America has spent more rebuilding Afghanistan than it spent rebuilding Europe under the Marshall Plan

@Glaurung’s right, but I don’t think it’s even a feature of colonialism, actually. India was a colony and, yeah, it has problems but it is working. Botswana and Kenya were colonies and they are, by all accounts, perfectly okay places to live and downright wonderful compared to the African mean.

Not to defend colonialism, of course—it ranged all the way from very bad (India) to Holocaust (Congo Free State, Jesus Christ Congo Free State)—but countries do bounce back. What’s harder to bounce back is what America did back in the fifties and sixties. See, most of the developing world was doing some sort of socialism. Not the fire-and-thunder glory to the Proleteriat kind you’d get in the Soviet Union but the much, much softer sort that’s a natural fit for a closely-knit developing country. This would have made things develop nicely—consider the Bitter Lake documentary and what the Afghanistan it shows in the beginning was like.

Then America shows up and, well, better dead than red, don’tchaknow, and so they decided that the socialists had to go. To do this, first, they made a deal with Saudi Arabia (a deal they still hold to) where they were given protection which they use, again, to this day to spread a benighted, horrifying, twisted version of Islam that’d strike the Mu’tazila school as unforgivably backwards in the eight goddamn century. They also shot as many of the socialists as they could and gave guns and gear and money to the lunatic fringe.

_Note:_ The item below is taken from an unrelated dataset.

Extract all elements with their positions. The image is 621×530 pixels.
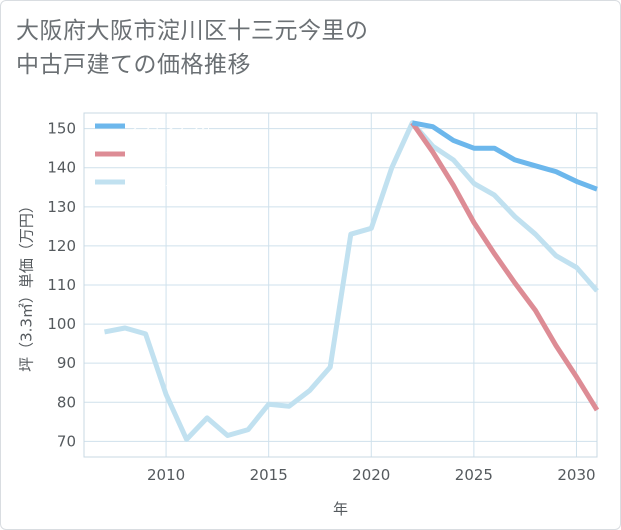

Imagine, if you will, the worst possible group in America. I’m sure you all have a favorite one. Someone dangerous and crazy and foul. Now imagine that some sort of extraterrestrial force[1] shows up and starts giving them support and intel (you can see a lot from a starship it turns out), and these crazy alien weapons in unlimited numbers.

[1] Since it needs to be a vastly bigger power.

How long d’you think America would last?

The current chaos and despair in the Middle East is largely the result of that. It’s also why Russia’s so leery of America and anything to do with America. A significant amount of Russians think you’d like to do much the same to them and they really don’t like the notion.

Actually the Soviets invaded because they were invited, and they were invited because the local semi-skimmed socialist regime was terrified of the Taliban (rightly) and the Taliban were so terrified because they were engineered to bleed the Soviets. The whole country was a trap. The geopolitical engineers who dreamed that one up didn’t seem to give much of a damn what happened to the country afterwards.

I maintain that merely physical devastation is much easier to fix than damage to the social fabric, to the bonds of trust, and to the necessary educated classes. Vietnam was incredibly damaged in the war, but by all accounts they are managing fine. Not perfectly but way better than Afghanistan. About as well as Moldova, in fact, which never had to go and fight and defeat the United States of America.